Sure, his powers could come in handy. Iceman could do some pretty cool stuff: form ice and snow out of the very air, even skate from A to B on a self-created ice slide. And he was lucky: in battle, he surrounded himself with a tough shell of ice, but, when he was in civvies, there were no visible signs of his mutant powers. Unlike poor Hank or Kurt, he didn’t need an image inducer to be able to hide in a crowd. His earliest days with the original X-Men-he had been their youngest member-had been some of the happiest in his life. But things hadn’t seemed so bad in those days. The world hadn’t seemed so hostile.
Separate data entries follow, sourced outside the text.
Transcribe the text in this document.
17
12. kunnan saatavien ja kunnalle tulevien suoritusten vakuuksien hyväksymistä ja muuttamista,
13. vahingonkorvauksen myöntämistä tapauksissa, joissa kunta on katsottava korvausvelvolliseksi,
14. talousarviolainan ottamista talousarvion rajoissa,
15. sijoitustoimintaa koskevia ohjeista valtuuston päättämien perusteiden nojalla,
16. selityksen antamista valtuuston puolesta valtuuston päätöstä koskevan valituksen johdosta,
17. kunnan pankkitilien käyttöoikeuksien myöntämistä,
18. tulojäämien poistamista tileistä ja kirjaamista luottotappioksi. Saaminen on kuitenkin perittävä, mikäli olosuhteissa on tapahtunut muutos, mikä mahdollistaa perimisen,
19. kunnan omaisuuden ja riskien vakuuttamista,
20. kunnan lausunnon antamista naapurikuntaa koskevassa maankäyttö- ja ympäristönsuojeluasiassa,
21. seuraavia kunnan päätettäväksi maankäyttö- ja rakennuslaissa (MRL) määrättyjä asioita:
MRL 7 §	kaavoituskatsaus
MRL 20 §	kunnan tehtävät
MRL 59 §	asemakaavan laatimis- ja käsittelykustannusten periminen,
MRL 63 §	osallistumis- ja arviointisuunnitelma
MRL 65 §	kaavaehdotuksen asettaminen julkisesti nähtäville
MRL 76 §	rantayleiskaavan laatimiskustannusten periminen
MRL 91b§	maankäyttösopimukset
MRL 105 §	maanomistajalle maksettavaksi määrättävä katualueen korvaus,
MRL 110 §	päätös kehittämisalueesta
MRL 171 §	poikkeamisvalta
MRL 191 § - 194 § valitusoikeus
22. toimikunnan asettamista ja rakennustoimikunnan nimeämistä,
Being a mutant had never been easy-but there had been a time when Bobby had been able to get away from it all, at least for short spells. He had taken several leaves of absence from the X-Men, spent time with his family, dated girls and gone to college. He had even enjoyed a degree of public acclaim as a member of a Los Angeles-based super-group called the Champions. Perhaps he had just been na'ive, he thought now. Perhaps he had been blind to the tensions that had been building up around him even then.
It was harder, nowadays, to forget that he was different. Harder to escape the reminders. Harder to ignore the fact that mutants had many enemies, some of whom had ways of finding them and attacking without warning.
Bobby had recently learned that, as Iceman, he had the potential to become one of the most powerful mutants yet born. He had been accused of squandering that potential. But he had no wish to devote his entire life to being the best mutant he could be. He wasn’t Wolverine. He wasn’t even Cyclops. He still wanted a normal life, outside of all this.
He wondered how long it would be before the choice was taken from him altogether.